This book offers a comprehensive view of behavioral challenges for a child with autism or other special needs from a developmental perspective based on the DIRFloortime® framework. Parents and professionals are guided to understand and improve a child’s behavior while also supporting underlying developmental capacities for shared attention, warm engagement, trust, initiative, creative shared problem solving, symbolic and logical thinking, and the development of personal values.
The approach is presented in three parts. Step-by-step, clinicians, caretakers, and educators will learn how to use the developmental approach to:
1. Understand the many variables involved in the behavior of a child with special needs,
2. Effectively respond to a challenging behavior in the moment with three key steps: attune, help, and recover
3. Create a long-term plan to support developmental and behavioral progress.
When a child with a disability has a behavioral challenge, a clinician is confronted with the complexities of the child’s developmental strengths and vulnerabilities, individual differences, and his or her unique pattern of interactions in personal relationships. Keeping all the variables in mind, the developmental approach provides a plan that supports a child’s growth and deepens his or her capacity for perspective and care for others.

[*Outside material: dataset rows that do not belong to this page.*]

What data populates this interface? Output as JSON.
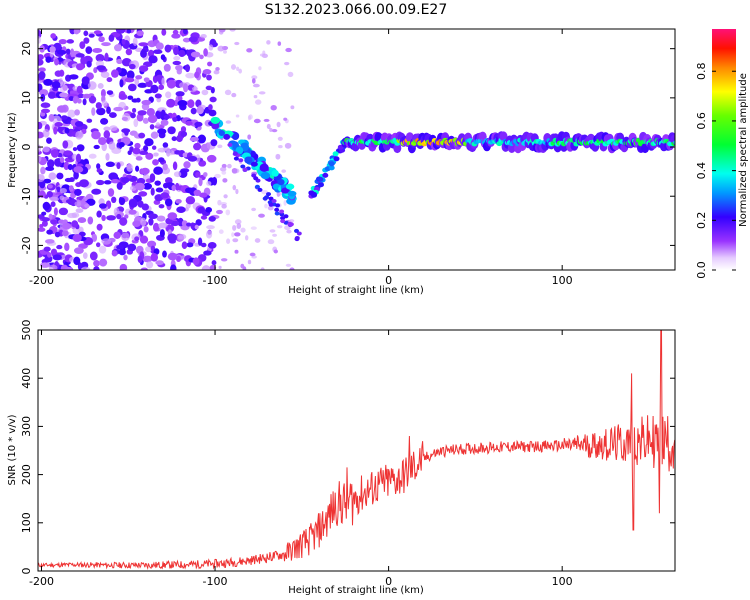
{
  "chart_data": [
    {
      "type": "heatmap",
      "title": "S132.2023.066.00.09.E27",
      "xlabel": "Height of straight line (km)",
      "ylabel": "Frequency (Hz)",
      "xlim": [
        -202,
        165
      ],
      "ylim": [
        -25,
        24
      ],
      "x_ticks": [
        -200,
        -100,
        0,
        100
      ],
      "y_ticks": [
        20,
        10,
        0,
        -10,
        -20
      ],
      "colorbar": {
        "label": "Normalized spectral amplitude",
        "range": [
          0,
          0.97
        ],
        "ticks": [
          "0.0",
          "0.2",
          "0.4",
          "0.6",
          "0.8"
        ],
        "colormap": "gist_ncar-like (white-violet-blue-cyan-green-yellow-red-pink)"
      },
      "features": [
        {
          "x": [
            -202,
            -100
          ],
          "y": [
            -25,
            24
          ],
          "description": "scattered noise, amplitude ~0.1-0.2"
        },
        {
          "x": [
            -100,
            -60
          ],
          "y": [
            5,
            -10
          ],
          "description": "descending track, amplitude ~0.3-0.45"
        },
        {
          "x": [
            -45,
            -30
          ],
          "y": [
            -10,
            0
          ],
          "description": "rising track"
        },
        {
          "x": [
            -25,
            165
          ],
          "y": [
            1,
            1
          ],
          "description": "steady band near 1 Hz, amplitude ~0.5-0.9"
        }
      ]
    },
    {
      "type": "line",
      "xlabel": "Height of straight line (km)",
      "ylabel": "SNR (10 * v/v)",
      "xlim": [
        -202,
        165
      ],
      "ylim": [
        0,
        500
      ],
      "x_ticks": [
        -200,
        -100,
        0,
        100
      ],
      "y_ticks": [
        0,
        100,
        200,
        300,
        400,
        500
      ],
      "color": "#ee3333",
      "series": [
        {
          "x": [
            -202,
            -180,
            -160,
            -140,
            -120,
            -100,
            -90,
            -80,
            -70,
            -60,
            -55,
            -50,
            -45,
            -40,
            -35,
            -30,
            -25,
            -20,
            -15,
            -10,
            -5,
            0,
            5,
            10,
            15,
            20,
            25,
            30,
            40,
            50,
            60,
            70,
            80,
            90,
            100,
            110,
            120,
            130,
            140,
            145,
            150,
            155,
            160,
            165
          ],
          "y": [
            12,
            13,
            12,
            12,
            13,
            15,
            18,
            22,
            28,
            35,
            45,
            55,
            65,
            85,
            110,
            140,
            140,
            150,
            160,
            170,
            178,
            185,
            190,
            200,
            218,
            232,
            242,
            248,
            252,
            255,
            256,
            258,
            258,
            259,
            260,
            262,
            262,
            263,
            265,
            268,
            270,
            270,
            268,
            268
          ],
          "spikes": [
            {
              "x": -24,
              "y": 215
            },
            {
              "x": 12,
              "y": 280
            },
            {
              "x": 140,
              "y": 410
            },
            {
              "x": 141,
              "y": 85
            },
            {
              "x": 157,
              "y": 500
            },
            {
              "x": 156,
              "y": 120
            }
          ]
        }
      ]
    }
  ]
}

The framework is based on universal developmental principles, which are effective regardless of the child’s particular age or disability. By recognizing a child’s developmental level of functioning, an adult can select strategies to effectively guide the child toward higher levels of relating, thinking and communicating. Through the process of compassionate attunement, and building on a child’s strengths, adults can optimistically chart a clear path to long-term success.
A refreshing alternative to rewards-and consequences-based models of behavior management, the methods and practices in this book will empower any adult who interacts with a child with special needs, whether their work is directly focused on improving behavior, or because they must provide support so that the child can participate in other endeavors.